As a woman from a small city in a small country, it’s hard to feel like anything I can do can really make a difference. I feel my efforts being swallowed up by my own sense of impotency. I use my vote in every election, in every referendum. I raise my voice to speak out about inequality where I find it. I support others on a daily basis to practice deep self-reflection that leads to clear-seeing, self-acceptance, true empathy. I raise my children to live with compassion, fairness, and generosity as their guides.
But the problems that the citizens of the world are facing now seem so large and so impossibly insurmountable by the individual, it’s hard to feel like any action taken on my part will tip the balance towards a free and fair society where each person is afforded their dignity regardless of gender, race, age, income, nationality, religious belief, sexual orientation etc.
However, as I write that I have to ask myself if that’s actually true. Or is it a story I am telling myself so that I can, in some small way, justify inaction, complacency, silence… which is ultimately to be complicit with the actions of those I genuinely find abhorrent.

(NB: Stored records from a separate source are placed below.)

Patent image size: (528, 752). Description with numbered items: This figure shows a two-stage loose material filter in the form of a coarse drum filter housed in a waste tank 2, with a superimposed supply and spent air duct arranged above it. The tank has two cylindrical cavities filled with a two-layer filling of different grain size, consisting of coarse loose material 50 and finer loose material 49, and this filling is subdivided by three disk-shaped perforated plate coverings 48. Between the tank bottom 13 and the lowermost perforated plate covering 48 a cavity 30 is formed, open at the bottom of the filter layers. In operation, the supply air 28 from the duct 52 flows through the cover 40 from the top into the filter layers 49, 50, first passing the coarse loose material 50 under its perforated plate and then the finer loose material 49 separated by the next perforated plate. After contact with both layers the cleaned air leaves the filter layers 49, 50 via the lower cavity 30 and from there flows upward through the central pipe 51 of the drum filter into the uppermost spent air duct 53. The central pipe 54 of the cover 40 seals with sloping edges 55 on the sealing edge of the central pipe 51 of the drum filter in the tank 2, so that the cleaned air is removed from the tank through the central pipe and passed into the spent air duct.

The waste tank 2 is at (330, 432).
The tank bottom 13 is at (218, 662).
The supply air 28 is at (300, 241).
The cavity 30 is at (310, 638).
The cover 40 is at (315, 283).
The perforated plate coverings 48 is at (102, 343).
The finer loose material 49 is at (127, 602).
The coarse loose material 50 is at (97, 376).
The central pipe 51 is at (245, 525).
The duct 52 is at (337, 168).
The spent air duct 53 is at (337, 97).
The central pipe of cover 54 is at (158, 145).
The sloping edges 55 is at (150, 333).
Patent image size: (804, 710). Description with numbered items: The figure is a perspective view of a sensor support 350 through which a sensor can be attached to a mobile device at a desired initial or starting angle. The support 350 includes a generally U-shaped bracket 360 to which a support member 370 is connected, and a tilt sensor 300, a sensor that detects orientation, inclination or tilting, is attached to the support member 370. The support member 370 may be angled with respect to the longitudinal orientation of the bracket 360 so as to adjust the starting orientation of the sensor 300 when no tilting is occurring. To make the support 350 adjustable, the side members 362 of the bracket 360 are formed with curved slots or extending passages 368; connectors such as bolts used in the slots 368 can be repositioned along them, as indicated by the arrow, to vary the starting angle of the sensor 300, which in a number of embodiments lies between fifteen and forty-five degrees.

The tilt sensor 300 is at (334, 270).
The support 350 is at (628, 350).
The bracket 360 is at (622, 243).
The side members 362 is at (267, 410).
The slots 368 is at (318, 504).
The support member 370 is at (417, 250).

Because I do have a voice, I have connections to many, I have a big heart that knows how to love – fiercely, furiously, fully. And so with all of that, I am asking myself, what can I do? What action can I take? What difference can I make?
Then, I see that perhaps it’s not even about assessing what difference any of us can make. For in truth, we will never know the extent of our own legacies – our influence rippling out across connections that we remain entirely unaware of. So, in that case, the invitation then is to live day after day making choices that are rooted in love and grounded in compassionate action. The invitation is to live a life crafted by decisions to speak up on behalf of those whose voices are not heard and whose rights are not respected. The invitation is to show up and speak out against those who place profit over people, who invest in walls instead of bridges, and who choose personal power over fair policy-making.
So yes… what to write on a day like this? An invitation. To you, to me, to us. Because, my loves, it’s time to step up, to lean in, to speak out. The alternative is complicity. And I, for one, refuse to be complicit with the words and actions that breed hatred, divisiveness and greed.